In een geval als het onderhavige waarin een werkgeefster ontbinding verzoekt, wegens een verandering in de omstandigheden, gelegen in regelmatig ziekteverzuim, zal naar het oordeel van de kantonrechter, wil dit ontbinding kunnen rechtvaardigen, dan ook evenzeer tenminste voldaan moeten zijn aan voormelde voorwaarden. Ook zal de werkgever dit aannemelijk moeten maken. Of aan die voorwaarden in casu wordt voldaan, kan naar het oordeel van de kantonrechter evenwel in het midden blijven. Voor een ontbinding wegens een verandering in de omstandigheden is immers tevens vereist dat het ook billijk is dat de arbeidsovereenkomst eindigt. Aan dat vereiste is thans nog niet voldaan. Vooreerst lag het ziekteverzuimpercentage van werknemer in 2004 en in 2005 dan wel hoger dan gemiddeld, maar naar het oordeel van de kantonrechter was zijn ziekteverzuim ook weer niet zo ernstig als werkgeefster doet voorkomen, te weten 5,74% in 2004 respectievelijk 5,5% in 2005, waar het gemiddelde in die jaren lag op 3,07% respectievelijk op 3,10%. Het ziekteverzuim van werknemer in 2006 (tot en met november) was dan wel significant hoger dan gemiddeld in dat jaar, te weten 17% tegenover 2,17%, maar het zou niet billijk zijn om op die grond, óók niet bezien in samenhang met werknemer’s ziekteverzuimpercentages uit 2004 en 2005, de arbeidsovereenkomst reeds thans te ontbinden. Tot dit billijkheidsoordeel is met name redengevend de lange staat dienst van dienst van werknemer en de omstandigheid dat niet is gesteld of gebleken dat werknemer in enig eerder jaar dan vanaf 2004 een hoog ziekteverzuimpercentage heeft gehad.

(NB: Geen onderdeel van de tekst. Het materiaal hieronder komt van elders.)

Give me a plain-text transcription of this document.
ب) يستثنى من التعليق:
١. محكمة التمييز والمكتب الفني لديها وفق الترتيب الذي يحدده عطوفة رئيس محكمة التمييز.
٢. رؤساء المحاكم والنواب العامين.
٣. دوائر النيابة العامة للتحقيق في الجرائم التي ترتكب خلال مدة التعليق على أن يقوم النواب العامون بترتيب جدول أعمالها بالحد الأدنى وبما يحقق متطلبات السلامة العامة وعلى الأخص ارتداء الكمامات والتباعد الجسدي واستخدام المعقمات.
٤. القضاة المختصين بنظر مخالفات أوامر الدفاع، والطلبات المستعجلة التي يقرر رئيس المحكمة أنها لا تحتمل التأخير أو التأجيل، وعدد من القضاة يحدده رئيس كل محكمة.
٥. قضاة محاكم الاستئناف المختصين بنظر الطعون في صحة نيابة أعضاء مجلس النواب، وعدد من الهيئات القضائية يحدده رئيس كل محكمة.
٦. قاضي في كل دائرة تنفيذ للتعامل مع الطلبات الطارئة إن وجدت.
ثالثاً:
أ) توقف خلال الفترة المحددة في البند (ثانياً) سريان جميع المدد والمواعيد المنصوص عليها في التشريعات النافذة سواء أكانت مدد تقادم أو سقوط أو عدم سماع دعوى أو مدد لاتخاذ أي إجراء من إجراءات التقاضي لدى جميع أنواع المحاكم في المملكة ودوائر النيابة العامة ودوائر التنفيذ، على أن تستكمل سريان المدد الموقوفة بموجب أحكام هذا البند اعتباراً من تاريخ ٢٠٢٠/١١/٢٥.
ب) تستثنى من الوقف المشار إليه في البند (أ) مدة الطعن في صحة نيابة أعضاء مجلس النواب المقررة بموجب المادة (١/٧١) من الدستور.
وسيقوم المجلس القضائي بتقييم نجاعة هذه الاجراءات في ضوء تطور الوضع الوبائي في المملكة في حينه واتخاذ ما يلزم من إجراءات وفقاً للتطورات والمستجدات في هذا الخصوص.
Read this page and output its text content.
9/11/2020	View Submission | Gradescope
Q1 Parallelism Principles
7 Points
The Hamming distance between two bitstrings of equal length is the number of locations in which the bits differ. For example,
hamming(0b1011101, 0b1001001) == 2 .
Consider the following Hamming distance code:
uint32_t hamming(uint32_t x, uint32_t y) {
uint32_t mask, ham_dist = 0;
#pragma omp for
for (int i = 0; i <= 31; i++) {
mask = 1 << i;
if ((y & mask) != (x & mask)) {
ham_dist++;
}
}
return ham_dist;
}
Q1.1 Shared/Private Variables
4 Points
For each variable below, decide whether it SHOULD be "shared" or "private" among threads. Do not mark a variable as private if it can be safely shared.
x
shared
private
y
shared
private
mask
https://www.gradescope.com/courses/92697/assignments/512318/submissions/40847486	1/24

Daarbij komt dat een werknemer die arbeidsongeschikt is (hetgeen werknemer blijkens de oordelen van de bedrijfsarts en de arbeidsdeskundige thans overigens niet meer is) gedurende een termijn van in elk geval twee jaren niet kan worden ontslagen (artikel 7:670 BW). Mede ook in dat licht bezien komt het niet billijk voor reeds thans de arbeidsovereenkomst wegens regelmatig ziekteverzuim te ontbinden.
Het vorenstaande in aanmerking nemende, kan naar het oordeel van de kantonrechter niet worden volgehouden dat er sprake is van veranderingen in de omstandigheden, die van dien aard zijn dat het billijk is dat de arbeidsovereenkomst wordt ontbonden.
2.4
Op grond van het vorenstaande zal het verzoek tot ontbinding worden afgewezen.
2.5
De proceskosten worden gecompenseerd in voege als na te melden.
De beslissing
De kantonrechter:
– wijst het verzoek af;
– compenseert de proceskosten aldus dat elke partij haar eigen kosten draagt.